Hallo,
ich habe das Thema ins Mitsubishi-Forum verschoben, weil es ja mittlerweile nicht mehr nur um Melfa Works geht.
1. Vor Jedem Punkt ist eine "1", kenne die Bedeutung der Variable nicht!
Genau das meinte ich mit "nicht dokumentiert". Diese Dinge wurden speziell für Melfa Works in die Robotersprache eingebaut, in den anderen Handbüchern steht dazu kein Wort.
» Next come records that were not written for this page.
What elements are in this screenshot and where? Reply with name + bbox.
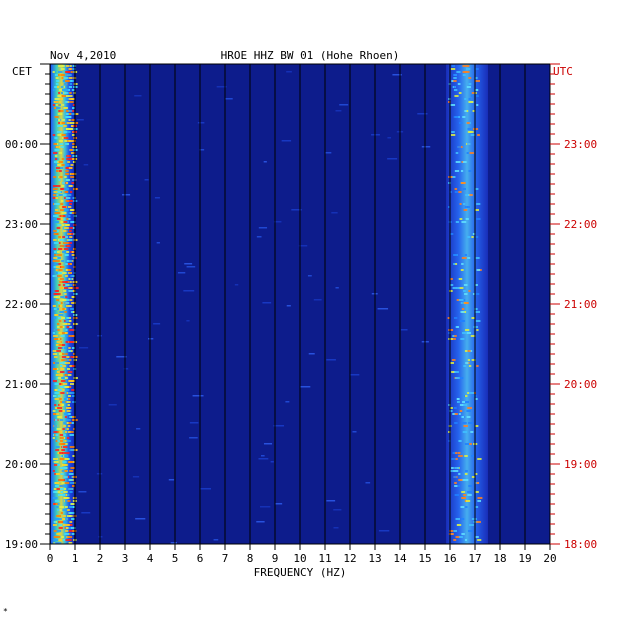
y-tick-labels: 00:00 23:00 23:00 22:00 22:00 21:00 21:00 20:00… [5, 138, 597, 551]
y-tick-label-cet: 21:00 [5, 378, 38, 391]
x-tick-label: 10 [293, 552, 306, 565]
y-tick-label-cet: 22:00 [5, 298, 38, 311]
x-tick-label: 19 [518, 552, 531, 565]
chart-date: Nov 4,2010 [50, 49, 116, 62]
x-tick-label: 18 [493, 552, 506, 565]
y-tick-label-utc: 23:00 [564, 138, 597, 151]
x-tick-label: 20 [543, 552, 556, 565]
x-tick-label: 0 [47, 552, 54, 565]
x-tick-label: 16 [443, 552, 456, 565]
x-tick-label: 13 [368, 552, 381, 565]
x-tick-label: 3 [122, 552, 129, 565]
x-tick-label: 14 [393, 552, 407, 565]
y-tick-label-cet: 19:00 [5, 538, 38, 551]
x-tick-label: 2 [97, 552, 104, 565]
x-tick-label: 1 [72, 552, 79, 565]
x-tick-label: 6 [197, 552, 204, 565]
x-tick-label: 17 [468, 552, 481, 565]
x-axis: 0 1 2 3 4 5 6 7 8 9 10 11 12 13 14 15 16 17 18 19 20 [47, 544, 557, 565]
vertical-gridlines [74, 64, 526, 544]
y-tick-label-utc: 18:00 [564, 538, 597, 551]
x-tick-label: 12 [343, 552, 356, 565]
x-tick-label: 4 [147, 552, 154, 565]
y-tick-label-cet: 23:00 [5, 218, 38, 231]
x-tick-label: 8 [247, 552, 254, 565]
y-tick-label-utc: 22:00 [564, 218, 597, 231]
left-axis-label: CET [12, 65, 32, 78]
y-tick-label-cet: 00:00 [5, 138, 38, 151]
corner-mark: * [3, 607, 8, 616]
x-tick-label: 5 [172, 552, 179, 565]
right-axis-label: UTC [553, 65, 573, 78]
x-tick-label: 7 [222, 552, 229, 565]
y-tick-marks [40, 63, 560, 545]
x-tick-label: 11 [318, 552, 331, 565]
y-tick-label-cet: 20:00 [5, 458, 38, 471]
y-tick-label-utc: 20:00 [564, 378, 597, 391]
x-axis-label: FREQUENCY (HZ) [254, 566, 347, 579]
y-tick-label-utc: 21:00 [564, 298, 597, 311]
y-tick-label-utc: 19:00 [564, 458, 597, 471]
x-tick-label: 15 [418, 552, 431, 565]
chart-title: HROE HHZ BW 01 (Hohe Rhoen) [221, 49, 400, 62]
x-tick-label: 9 [272, 552, 279, 565]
2. Die Ausrichtungsparameter haben eine seltsame Größe gehabt (A,B,C). Die haben Werte ca. von -3 bis +3.
Dafür gibt es zum Glück eine einfache Erklärung, auch der normale MXT-Befehl erwartet die Winkel im Bogenmaß (RAD). Statt von -180 bis 180 laufen die Werte dort von -Pi bis Pi. Zum Umrechnen könnt ihr die einfach mit 180/Pi bzw. Pi/180 multiplizieren.
Zum normalen MXT-Befehl hatten wir hier einen Thread:
http://www.roboterforum.de/roboter-forum/mitsubishi_roboter/echtzeitsteuerung-t5132.0.htmlMan kann mit diesem Befehl den Roboter direkt im Interpolationstakt steuern. Das wurde ursprünglich entwickelt um sensorgesteuerte Roboterbewegungen zu ermöglichen. Aber anstatt die Roboterbewegung ständig aus den Sensorwerten neu zu berechnen, kann man die Werte auch einfach aus einer Textdatei auslesen und in jedem Zyklus eine Zeile senden. Dazu muss man nur ein kleines C++-Programm für den PC schreiben.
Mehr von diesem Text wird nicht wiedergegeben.